Each candidate delivered a speech on crypto policymaking and fielded questions from CoinDesk Regulations and Policy Editor Jesse Hamilton. Their comments centered on the creation of a unified regulatory framework, from curbing federal regulators’ powers to educating policymakers about crypto and protecting coders from criminal charges. The consonance between those proposals contrasted with the political dissonance that has stymied recent efforts on Capitol Hill to create a regulatory rulebook for the industry.
While the speakers’ comments were often constructive, they also degenerated, at times, into shameless self-promoting spiels.
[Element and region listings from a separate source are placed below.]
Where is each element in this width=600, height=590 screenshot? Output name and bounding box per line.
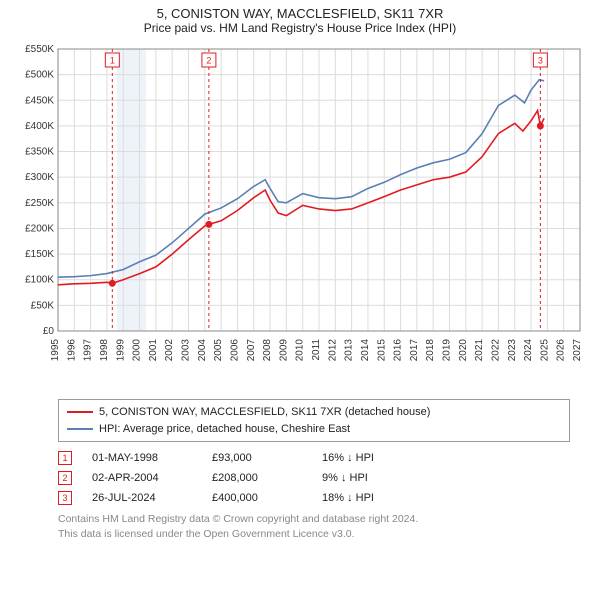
svg-text:2006: 2006 (229, 339, 240, 362)
legend-label: HPI: Average price, detached house, Ches… (99, 421, 350, 438)
svg-text:£50K: £50K (31, 300, 55, 311)
svg-text:£100K: £100K (25, 275, 54, 286)
chart-title-block: 5, CONISTON WAY, MACCLESFIELD, SK11 7XR … (10, 6, 590, 35)
svg-text:2014: 2014 (360, 339, 371, 362)
sale-delta: 16% ↓ HPI (322, 452, 402, 464)
svg-text:3: 3 (538, 56, 543, 66)
legend-swatch (67, 411, 93, 413)
svg-text:2018: 2018 (425, 339, 436, 362)
svg-text:£550K: £550K (25, 44, 54, 55)
svg-text:£200K: £200K (25, 223, 54, 234)
svg-text:2005: 2005 (213, 339, 224, 362)
sale-price: £208,000 (212, 472, 302, 484)
legend-item: HPI: Average price, detached house, Ches… (67, 421, 561, 438)
svg-text:1997: 1997 (83, 339, 94, 362)
svg-text:£500K: £500K (25, 70, 54, 81)
svg-text:2: 2 (206, 56, 211, 66)
svg-text:2020: 2020 (458, 339, 469, 362)
svg-text:2023: 2023 (507, 339, 518, 362)
chart-title: 5, CONISTON WAY, MACCLESFIELD, SK11 7XR (10, 6, 590, 21)
svg-text:2002: 2002 (164, 339, 175, 362)
attribution-footer: Contains HM Land Registry data © Crown c… (58, 512, 570, 541)
svg-text:2013: 2013 (344, 339, 355, 362)
svg-text:£400K: £400K (25, 121, 54, 132)
svg-text:£150K: £150K (25, 249, 54, 260)
legend-swatch (67, 428, 93, 430)
svg-text:2000: 2000 (132, 339, 143, 362)
sales-row: 1 01-MAY-1998 £93,000 16% ↓ HPI (58, 448, 570, 468)
svg-text:1995: 1995 (50, 339, 61, 362)
svg-text:£300K: £300K (25, 172, 54, 183)
chart-area: £0 £50K £100K £150K £200K £250K £300K £350K £400… (10, 41, 590, 391)
svg-text:1999: 1999 (115, 339, 126, 362)
svg-text:£450K: £450K (25, 95, 54, 106)
sale-marker-icon: 3 (58, 491, 72, 505)
svg-text:2026: 2026 (556, 339, 567, 362)
sale-marker-icon: 2 (58, 471, 72, 485)
legend-item: 5, CONISTON WAY, MACCLESFIELD, SK11 7XR … (67, 404, 561, 421)
svg-text:2003: 2003 (181, 339, 192, 362)
svg-text:£0: £0 (43, 326, 55, 337)
svg-text:2019: 2019 (442, 339, 453, 362)
svg-text:2011: 2011 (311, 339, 322, 361)
svg-text:2022: 2022 (490, 339, 501, 362)
svg-text:2021: 2021 (474, 339, 485, 362)
svg-text:2025: 2025 (539, 339, 550, 362)
sales-row: 3 26-JUL-2024 £400,000 18% ↓ HPI (58, 488, 570, 508)
footer-line: Contains HM Land Registry data © Crown c… (58, 512, 570, 527)
svg-text:2008: 2008 (262, 339, 273, 362)
sale-date: 01-MAY-1998 (92, 452, 192, 464)
sales-table: 1 01-MAY-1998 £93,000 16% ↓ HPI 2 02-APR… (58, 448, 570, 508)
svg-text:2016: 2016 (393, 339, 404, 362)
svg-text:2017: 2017 (409, 339, 420, 362)
svg-text:2001: 2001 (148, 339, 159, 362)
svg-text:1: 1 (110, 56, 115, 66)
sale-delta: 18% ↓ HPI (322, 492, 402, 504)
legend: 5, CONISTON WAY, MACCLESFIELD, SK11 7XR … (58, 399, 570, 442)
svg-text:2015: 2015 (376, 339, 387, 362)
sales-row: 2 02-APR-2004 £208,000 9% ↓ HPI (58, 468, 570, 488)
sale-date: 26-JUL-2024 (92, 492, 192, 504)
footer-line: This data is licensed under the Open Gov… (58, 527, 570, 542)
sale-date: 02-APR-2004 (92, 472, 192, 484)
legend-label: 5, CONISTON WAY, MACCLESFIELD, SK11 7XR … (99, 404, 430, 421)
sale-delta: 9% ↓ HPI (322, 472, 402, 484)
svg-text:2010: 2010 (295, 339, 306, 362)
svg-text:2004: 2004 (197, 339, 208, 362)
price-chart: £0 £50K £100K £150K £200K £250K £300K £350K £400… (10, 41, 590, 391)
svg-text:2007: 2007 (246, 339, 257, 362)
sale-price: £400,000 (212, 492, 302, 504)
svg-text:2024: 2024 (523, 339, 534, 362)
svg-text:1998: 1998 (99, 339, 110, 362)
svg-text:1996: 1996 (66, 339, 77, 362)
svg-text:£350K: £350K (25, 147, 54, 158)
sale-price: £93,000 (212, 452, 302, 464)
svg-text:2009: 2009 (278, 339, 289, 362)
svg-text:£250K: £250K (25, 198, 54, 209)
sale-marker-icon: 1 (58, 451, 72, 465)
svg-text:2012: 2012 (327, 339, 338, 362)
chart-subtitle: Price paid vs. HM Land Registry's House … (10, 21, 590, 35)
svg-text:2027: 2027 (572, 339, 583, 362)
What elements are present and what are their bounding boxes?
All three blasted the Securities Exchange Commission’s crackdown on crypto exchanges including Coinbase, Kraken and Binance, and called for the agency’s powers to be curtailed.
“We want to see an SEC that… doesn’t treat everybody they’re regulating as an adversary,” Hutchinson said as he called for an end to regulators’ “guidance-by-enforcement” strategies.
Ramaswamy vowed to reduce the agency’s workforce as part of his goal to eliminate 75% of bureaucratic jobs, noting that the third U.S. president, Thomas Jefferson, who died nearly 200 years ago, would be “turning in his grave” over the agency’s actions toward crypto, a technology that was invented roughly 15 years ago.
None of the participants are leading in their parties’ primary election polls, meaning they probably won’t have the powers of the presidency at their disposal to promote crypto.
Later, the hopefuls discussed how blockchain technology could disrupt traditional finance (TradFi), laying the groundwork for a fairer, trustless financial system.
“There’s more transparency actually in the crypto market than there is in banks and traditional finance,” Hutchinson said.
Crypto “eliminates so many hands in the pot that take little bits of peoples’ money … at a time when life is already so unaffordable,” said Phillips.
While the speakers appeared to be aware of the crypto industry’s unique and numerous challenges, they sometimes lapsed into parroting tired industry lines (“crypto needs clarity”) while skirting opportunities to engage on some of the finer points of the crypto regulatory debate.